Today I was busy setting up some new iPad minis for school.  Apple Configurator is getting increasingly reliable and stable, so didn’t hit too many issues with that.  However, I then hit a problem that I couldn’t get the devices to enrol on Profile Manager.

Now, I’ve spent several years trying my best to get Profile Manager to work.  On Lion, it was basically broken. By Mavericks, it had improved quite a lot.  But it was never fully reliable, with odd quirks coming up every now and again.  There were some cool features, such as the use of variables when setting up things such as email accounts.  But the downside to this was that when the Mac server decided to lose the link to our Active Directory, this resulted in all of the teachers’ email settings being removed from their iPads.

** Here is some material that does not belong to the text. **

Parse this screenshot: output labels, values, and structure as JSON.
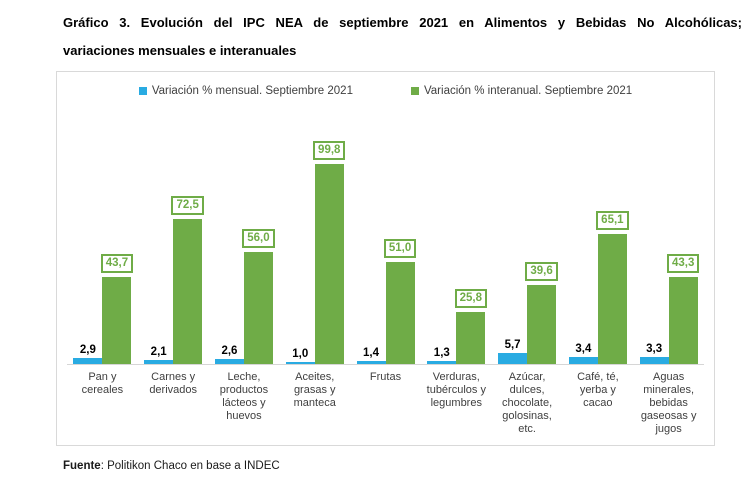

Not fun.

Now, I have used Meraki before, which has a free MDM solution.  It doesn’t do everything and can be a bit confusing to use, but it is certainly reliable.  And free.  So today I decided that I would use Profile Manager to actually build all of my profiles (which it is really good at, e.g. email settings, restrictions etc.) and then use Meraki to deploy them.

And so far, this seems to be working fine!  The only downside is that I have to remove every device from Profile Manager and enrol them onto Meraki instead, but I’m having to do a bit a refresh anyway, so it shouldn’t be too much work as well.